Capitalist Superheroes: Caped Crusaders in the Neoliberal Age by Dan Hassler-Forest
I don’t pretend I’m in love with the superhero film genre. As much as I love the comic books I grew up reading and still love to read today, the films never sit quite well with me. Author and critic Dan Hassler-Forest details the underlying ideology presented in modern superhero movies and how it only reinforces capitalist patriarchal hegemony. Hassler-Forest argues that these are merely an extension of the same blind patriotism seen in the Stallone and Schwarzenegger movies of the 1980s. Instead of being expressly American, due to a growing global audience, specifically China, these movies are couched around post-9-11 ideology.
Hassler-Forest states that the American reactions to the events of 9-11 were couched in a perception shaped by decades of mass media. The attacks were not a jarring moment that led to deep introspection about the adverse effects of American foreign policy. Instead, we slipped into revenge fantasies, and our confrontation with the Real was reduced into something digestible in terms of good vs. evil. This is also due to a lack of historicity led by global corporations who see a mass understanding of the roots of strife and suffering as prohibitive to their bottom lines. If we understand that Coca-Cola funded death squads Colombia to exert direct control over resources for their products.
The section on The Dark Knight argues that the film pretty blatantly poses an apologia for surveillance culture and deregulation. The most obvious instance is that Batman is justified in using an illegal network to spy through the devices of Gotham’s citizens. Lucius Fox is given the chastizing speech against this but still complies with the ideas because it’s only a one-time thing.

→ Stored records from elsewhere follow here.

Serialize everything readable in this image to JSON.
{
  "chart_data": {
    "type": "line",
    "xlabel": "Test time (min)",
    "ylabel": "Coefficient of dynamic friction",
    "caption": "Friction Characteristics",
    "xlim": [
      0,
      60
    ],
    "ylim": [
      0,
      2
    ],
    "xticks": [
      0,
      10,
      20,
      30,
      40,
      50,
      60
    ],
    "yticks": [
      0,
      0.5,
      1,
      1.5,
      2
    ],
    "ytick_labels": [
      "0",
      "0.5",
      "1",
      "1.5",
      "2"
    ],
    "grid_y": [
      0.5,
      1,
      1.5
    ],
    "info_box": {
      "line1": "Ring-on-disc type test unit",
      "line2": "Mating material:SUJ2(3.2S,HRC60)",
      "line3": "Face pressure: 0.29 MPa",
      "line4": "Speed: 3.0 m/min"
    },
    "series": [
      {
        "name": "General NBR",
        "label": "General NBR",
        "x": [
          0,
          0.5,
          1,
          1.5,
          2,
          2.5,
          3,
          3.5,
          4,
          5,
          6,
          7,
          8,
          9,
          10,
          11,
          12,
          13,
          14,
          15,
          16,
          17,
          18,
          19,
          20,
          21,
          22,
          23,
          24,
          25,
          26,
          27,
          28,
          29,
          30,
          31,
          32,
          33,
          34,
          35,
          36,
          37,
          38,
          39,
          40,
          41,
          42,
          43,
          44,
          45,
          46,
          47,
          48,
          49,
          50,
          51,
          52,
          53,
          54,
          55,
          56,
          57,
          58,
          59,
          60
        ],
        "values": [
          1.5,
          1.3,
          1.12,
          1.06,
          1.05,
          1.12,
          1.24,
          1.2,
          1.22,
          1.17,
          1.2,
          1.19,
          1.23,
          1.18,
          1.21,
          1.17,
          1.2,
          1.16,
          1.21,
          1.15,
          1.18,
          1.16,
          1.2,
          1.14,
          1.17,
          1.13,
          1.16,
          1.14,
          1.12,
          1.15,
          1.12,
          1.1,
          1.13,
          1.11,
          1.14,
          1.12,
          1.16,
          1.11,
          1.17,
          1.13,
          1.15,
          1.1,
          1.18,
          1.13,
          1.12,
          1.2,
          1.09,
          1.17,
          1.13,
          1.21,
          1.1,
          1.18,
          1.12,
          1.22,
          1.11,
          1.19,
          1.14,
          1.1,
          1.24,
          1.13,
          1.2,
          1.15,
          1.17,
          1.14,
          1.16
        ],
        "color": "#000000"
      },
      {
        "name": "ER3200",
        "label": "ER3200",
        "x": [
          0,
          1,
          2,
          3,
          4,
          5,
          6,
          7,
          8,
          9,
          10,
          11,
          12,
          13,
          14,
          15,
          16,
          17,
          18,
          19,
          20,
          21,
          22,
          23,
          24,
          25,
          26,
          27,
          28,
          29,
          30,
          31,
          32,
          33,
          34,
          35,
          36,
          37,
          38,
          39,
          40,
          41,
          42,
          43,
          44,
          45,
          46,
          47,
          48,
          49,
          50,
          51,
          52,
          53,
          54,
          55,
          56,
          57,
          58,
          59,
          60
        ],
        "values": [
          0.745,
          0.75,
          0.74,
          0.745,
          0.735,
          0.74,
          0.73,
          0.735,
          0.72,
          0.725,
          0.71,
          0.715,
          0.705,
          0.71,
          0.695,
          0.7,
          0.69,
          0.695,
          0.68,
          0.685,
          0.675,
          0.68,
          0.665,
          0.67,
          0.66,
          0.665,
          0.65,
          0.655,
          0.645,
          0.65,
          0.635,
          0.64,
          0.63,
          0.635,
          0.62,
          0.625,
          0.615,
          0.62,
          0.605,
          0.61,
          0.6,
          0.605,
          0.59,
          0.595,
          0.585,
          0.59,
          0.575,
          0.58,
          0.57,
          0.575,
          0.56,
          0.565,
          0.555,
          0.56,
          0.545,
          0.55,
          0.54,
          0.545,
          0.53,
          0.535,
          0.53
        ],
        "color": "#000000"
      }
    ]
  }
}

There’s no difference between this justification and the instances on Fox’s 24, where Jack Bauer poses the ticking time bomb metaphor to excuse his torture of Middle Eastern people.
Superheroes are a perfect vessel for corporate ideology as they are immediately branded, simple symbols emblazoned across their chests. Diversity, within these terms, serves not to raise up the voices of the marginalized but rather to coopt their image and transform it into a palatable product for consumption. Black Panther had to include a heroic white American CIA agent as a supporting protagonist. The villain, in turn, was a sympathetic character who, while misguided due to personal loss and trauma, made strong points about the nature of hegemony on black bodies.
This erasure of the Real in favor of Hyperreality exists outside of superhero films. I have seen it plastered across the current American Democratic primary election where Twitter posts seek to determine which House in Hogwarts a candidate would be in or present candidates as members of the Avengers. I see why people do this, but it’s troubling when the level of discourse isn’t rising above this more. Hassler-Forest states that postmodern popular culture’s purpose is to “sever the public’s activity connection with history.” Events we experience seems to exist outside a continuum of past actions. It’s a dangerous path to travel down but so alluring & comfortable.
You Know You Want This: Stories by Kristen Roupenian
The marquee story in this fantastic collection is “Cat Person,” the account of a messy relationship between Margot, a college student, and Robert, an older man who often comes to the movie theater where she works. She’s at a transitional point in her life, trying to figure out what she wants, one of those being what she needs from a relationship. Robert remains an inexplicable enigma throughout the story, becoming the anti-thesis of the Manic Pixie Dream Girl archetype. A Sluggish Affable Man Child? The story’s conclusion reveals the underlying tension that could have been missed throughout. It’s easy to see the tale as an awkward relationship that never amounted to much, but the blade of the ending cuts through all of that and elevates this as a story of extreme relevancy.
Author Kristen Roupenian has penned a collection of contemporary feminist horror stories. The tone and styles are varied so that each entry feels fresh and unique. “The Mirror, The Bucket, and the Old Thigh Bone” is told like a traditional European fairy tale but degenerates in the most lovely of ways to a twisted allegory on obsessive love. “The Boy in the Pool” is about a woman uncomfortable with the ways her childhood friends have grown apart from her. To reunite them in a shared sense of nostalgia, she attempts to find the sex symbol from a film they repeatedly watched as teenagers. Her goal is to have this man show up at one of the friend’s bachelorette party but doesn’t seem to know what should come next. “Scarred”’s narrator discovers a book of spells and ends of conjuring a man into existence but struggles to figure out what to do with him. “Biter” is a hilarious dark comedy about a woman who has fought an urge to sink her teeth into everyone since she was a child. When she becomes aware of a workplace tryst between coworkers, the woman sees an opportunity to indulge in her desires.
You Know You Want This sets the bar for my fiction reading this year very high, much like 2019’s Friday Black by Nana Kwame Adjei-Brenyah. If you are in the mood for a short story collection that doesn’t have a single week entry, you should check this book out.